Cumhuriyet, sadece bir yönetim biçimi değildir; bir milletin kendi kaderini tayin etme iradesinin en güçlü ifadesidir. 29 Ekim 1923’te ilan edilen Cumhuriyet, Türk milletinin küllerinden yeniden doğduğu, esareti reddedip özgürlüğü benimsediği bir dönüm noktasıdır. Ancak Cumhuriyeti anlamak, sadece geçmişi bilmekle değil, geleceğe hangi değerleri taşımamız gerektiğini de kavramakla mümkündür.
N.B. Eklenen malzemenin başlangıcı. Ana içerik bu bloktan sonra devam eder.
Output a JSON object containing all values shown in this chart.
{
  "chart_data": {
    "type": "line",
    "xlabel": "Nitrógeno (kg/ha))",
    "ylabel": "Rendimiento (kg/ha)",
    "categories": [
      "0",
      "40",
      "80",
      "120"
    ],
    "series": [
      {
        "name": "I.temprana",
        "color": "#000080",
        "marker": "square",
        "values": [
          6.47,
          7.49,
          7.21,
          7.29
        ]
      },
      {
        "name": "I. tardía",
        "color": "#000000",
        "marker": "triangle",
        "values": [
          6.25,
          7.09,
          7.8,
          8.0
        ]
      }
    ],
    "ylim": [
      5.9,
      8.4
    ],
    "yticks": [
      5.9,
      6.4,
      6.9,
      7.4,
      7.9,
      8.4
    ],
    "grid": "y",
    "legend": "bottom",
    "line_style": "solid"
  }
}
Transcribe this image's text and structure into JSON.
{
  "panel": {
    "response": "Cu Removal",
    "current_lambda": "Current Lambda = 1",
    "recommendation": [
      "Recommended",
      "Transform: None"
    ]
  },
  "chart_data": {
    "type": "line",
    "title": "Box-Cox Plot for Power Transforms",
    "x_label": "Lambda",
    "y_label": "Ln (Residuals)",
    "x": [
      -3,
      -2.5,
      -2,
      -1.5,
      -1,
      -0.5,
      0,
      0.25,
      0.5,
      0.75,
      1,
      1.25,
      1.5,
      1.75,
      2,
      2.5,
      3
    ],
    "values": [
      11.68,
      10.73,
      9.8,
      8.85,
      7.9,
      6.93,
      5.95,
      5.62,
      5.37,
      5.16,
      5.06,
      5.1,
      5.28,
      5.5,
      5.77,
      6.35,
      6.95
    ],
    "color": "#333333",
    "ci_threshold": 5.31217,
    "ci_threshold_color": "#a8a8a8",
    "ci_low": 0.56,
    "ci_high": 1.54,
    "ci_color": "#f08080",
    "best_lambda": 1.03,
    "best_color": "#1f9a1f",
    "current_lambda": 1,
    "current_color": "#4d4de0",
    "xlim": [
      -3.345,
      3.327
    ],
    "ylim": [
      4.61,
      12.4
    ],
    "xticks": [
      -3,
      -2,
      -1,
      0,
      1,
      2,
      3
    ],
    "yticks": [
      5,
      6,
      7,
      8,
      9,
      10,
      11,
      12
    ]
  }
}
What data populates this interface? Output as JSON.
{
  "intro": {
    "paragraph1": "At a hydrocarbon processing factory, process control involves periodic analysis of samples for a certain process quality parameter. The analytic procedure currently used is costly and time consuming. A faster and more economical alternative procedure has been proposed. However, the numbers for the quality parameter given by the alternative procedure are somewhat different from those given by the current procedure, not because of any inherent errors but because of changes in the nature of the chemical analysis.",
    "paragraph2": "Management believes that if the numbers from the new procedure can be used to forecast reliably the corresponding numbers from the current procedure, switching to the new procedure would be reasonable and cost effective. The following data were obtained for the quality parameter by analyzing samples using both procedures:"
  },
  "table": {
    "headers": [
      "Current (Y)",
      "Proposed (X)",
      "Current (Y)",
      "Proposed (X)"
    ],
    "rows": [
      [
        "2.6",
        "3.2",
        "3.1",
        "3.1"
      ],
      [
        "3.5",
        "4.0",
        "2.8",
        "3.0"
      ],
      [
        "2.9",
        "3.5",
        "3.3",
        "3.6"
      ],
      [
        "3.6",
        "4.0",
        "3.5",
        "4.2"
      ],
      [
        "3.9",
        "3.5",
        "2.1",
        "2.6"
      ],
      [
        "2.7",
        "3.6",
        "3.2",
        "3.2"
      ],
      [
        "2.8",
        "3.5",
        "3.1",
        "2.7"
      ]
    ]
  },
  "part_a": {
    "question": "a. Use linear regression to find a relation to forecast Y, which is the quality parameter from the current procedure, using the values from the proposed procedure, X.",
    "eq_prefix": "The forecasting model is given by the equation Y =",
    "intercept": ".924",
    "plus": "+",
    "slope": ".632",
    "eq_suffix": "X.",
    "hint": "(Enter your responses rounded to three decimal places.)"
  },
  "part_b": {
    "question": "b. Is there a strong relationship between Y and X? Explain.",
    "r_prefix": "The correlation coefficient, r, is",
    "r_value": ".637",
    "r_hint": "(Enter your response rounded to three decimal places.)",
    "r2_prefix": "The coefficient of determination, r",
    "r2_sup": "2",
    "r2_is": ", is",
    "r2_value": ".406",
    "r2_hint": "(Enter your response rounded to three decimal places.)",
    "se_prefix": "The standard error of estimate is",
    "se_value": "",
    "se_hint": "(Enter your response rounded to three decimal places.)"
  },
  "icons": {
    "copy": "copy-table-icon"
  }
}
Geçmişte Cumhuriyet; yoksulluğun, savaşların ve yıkımların içinden çıkan bir halkın “Egemenlik kayıtsız şartsız milletindir” diyerek ayağa kalkmasıydı. Eğitimden bilime, sanattan kadın haklarına kadar atılan her adım, karanlıktan aydınlığa giden yolun taşlarını döşedi. Mustafa Kemal Atatürk ve silah arkadaşları, sadece bir rejim değil, aynı zamanda bir yaşam felsefesi inşa ettiler: Akla, bilime, özgürlüğe ve eşitliğe dayalı bir toplum düzeni.
Bugün ise Cumhuriyeti anlamak, o mirası geleceğe taşıyabilmekle mümkündür. Teknolojinin, bilimin ve küreselleşmenin hızla ilerlediği bir çağda, Cumhuriyet’in temel değerleri bize hâlâ yön gösteriyor. Çünkü çağ değişse de Cumhuriyet’in özü değişmez: Halkın iradesine güvenmek, insanı merkeze almak ve her bireyin eşit haklara sahip olduğu bir ülke ideali…
Cumhuriyet, sadece yılda bir gün kutlanan bir bayram değil; her gün yeniden yaşatılması gereken bir bilinçtir. Gençlerimizin eğitiminde, kadınlarımızın toplumdaki yerinde, düşünce özgürlüğüne verilen değerde Cumhuriyet’in nefesini hissetmek gerekir.
Geçmişin emanetini geleceğe taşımak, sadece tarih kitaplarına değil, yüreğimize yazmakla olur. Cumhuriyeti anlamak, onu sevmekle değil, onun için çalışmakla mümkündür.